WednesdayDec 24, 201411:15
Machine Learning and Statistics SeminarRoom 1
Speaker:Jonathan BerantTitle:Scalable algorithms for translating natural language to logical formAbstract:opens in new windowin html    pdfopens in new window
Conversational interfaces and virtual assistants such as Apple's Siri, Google Now, and Facebook Graph Search, have led to a rising interest in systems that can translate natural language commands and questions to formal logical forms (like SQL queries) that can be executed against a knowledge base. A major challenge has been to scale these systems, known as semantic parsers, to large knowledge bases.

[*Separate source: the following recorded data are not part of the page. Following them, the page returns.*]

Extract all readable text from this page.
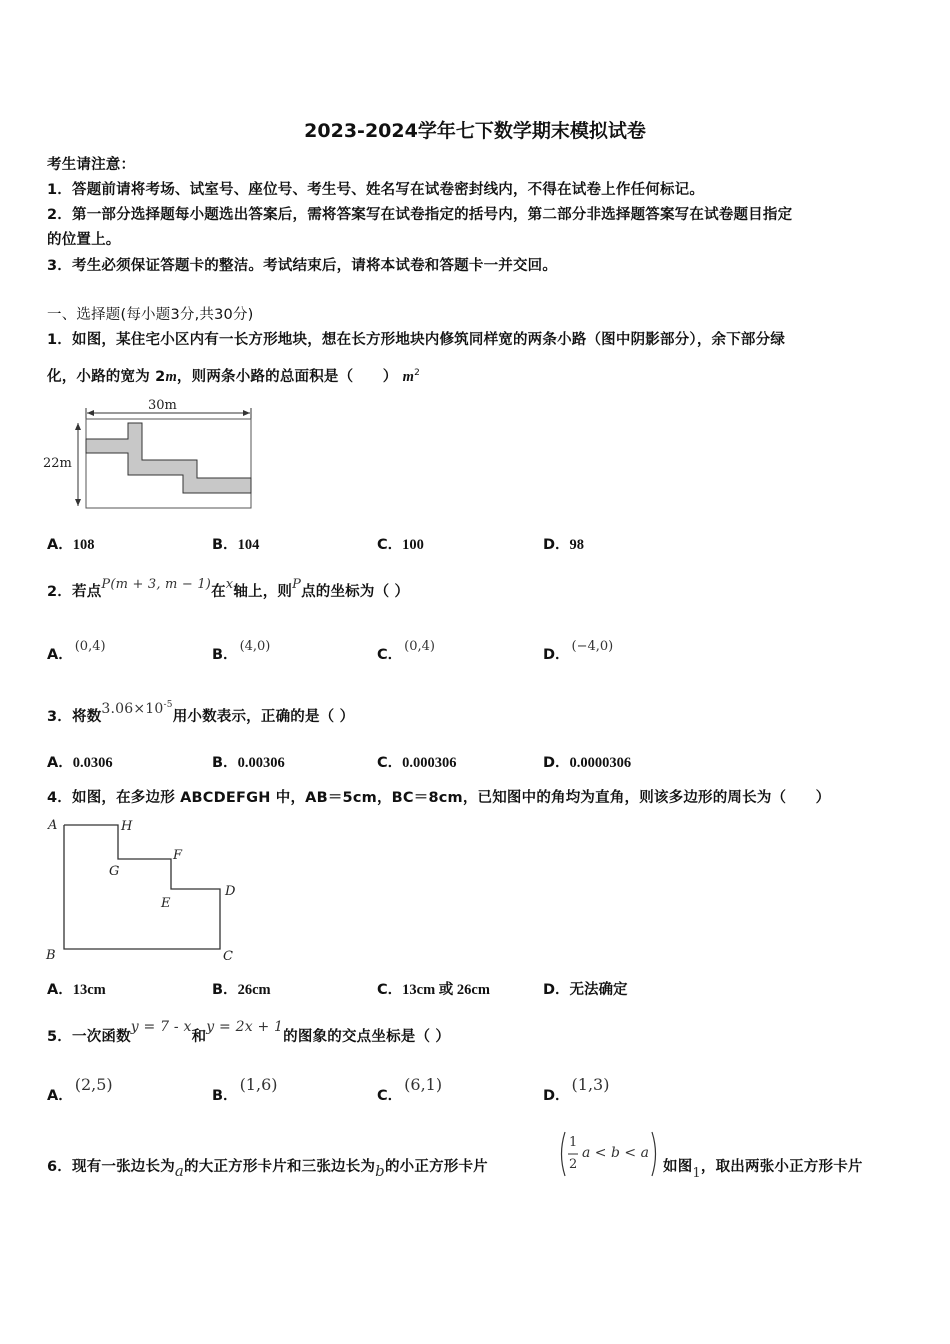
2023-2024学年七下数学期末模拟试卷
考生请注意：
1．答题前请将考场、试室号、座位号、考生号、姓名写在试卷密封线内，不得在试卷上作任何标记。
2．第一部分选择题每小题选出答案后，需将答案写在试卷指定的括号内，第二部分非选择题答案写在试卷题目指定
的位置上。
3．考生必须保证答题卡的整洁。考试结束后，请将本试卷和答题卡一并交回。
一、选择题(每小题3分,共30分)
1．如图，某住宅小区内有一长方形地块，想在长方形地块内修筑同样宽的两条小路（图中阴影部分），余下部分绿
化，小路的宽为 2m，则两条小路的总面积是（　　） $m^2$
30m
22m
A．108	B．104	C．100	D．98
2．若点P(m + 3, m − 1)在x轴上，则P点的坐标为（ ）
A．(0,4)
B．(4,0)
C．(0,4)
D．(−4,0)
3．将数$3.06\times 10^{-5}$用小数表示，正确的是（ ）
A．0.0306	B．0.00306	C．0.000306	D．0.0000306
4．如图，在多边形 ABCDEFGH 中，AB＝5cm，BC＝8cm，已知图中的角均为直角，则该多边形的周长为（　　）
A	H
G
F
E
D
B	C
A．13cm	B．26cm	C．13cm 或 26cm	D．无法确定
5．一次函数y = 7 - x和y = 2x + 1的图象的交点坐标是（ ）
A．(2,5)
B．(1,6)
C．(6,1)
D．(1,3)
6．现有一张边长为a的大正方形卡片和三张边长为b的小正方形卡片
1
2
a < b < a
如图1，取出两张小正方形卡片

In this talk, I will describe novel algorithms for large scale semantic parsing. A fundamental characteristic of semantic parsing against large knowledge bases is that the space of possible logical forms grows quickly with the length of the input sentence. Our first algorithm learns to efficiently search through this space by explicitly scoring partial logical forms, combining ideas from agenda-based parsing and reinforcement learning. Compared to previous methods, our parser is almost an order of magnitude faster, while maintaining state-of-the-art accuracy. The second algorithm addresses the problem of language variability, that is, the fact that the same logical form can be expressed in a myriad of ways in natural language. We learn to paraphrase an input question ("Where is Obama from?") to a canonical form ("What is the place of birth of Barack Obama?") that can be easily mapped to a logical form. This allows us to exploit the large amounts of free text that are available on the web, leading to a state-of-the-art semantic parser that scales to a knowledge base containing hundreds of millions of facts. This is joint work with Percy Liang.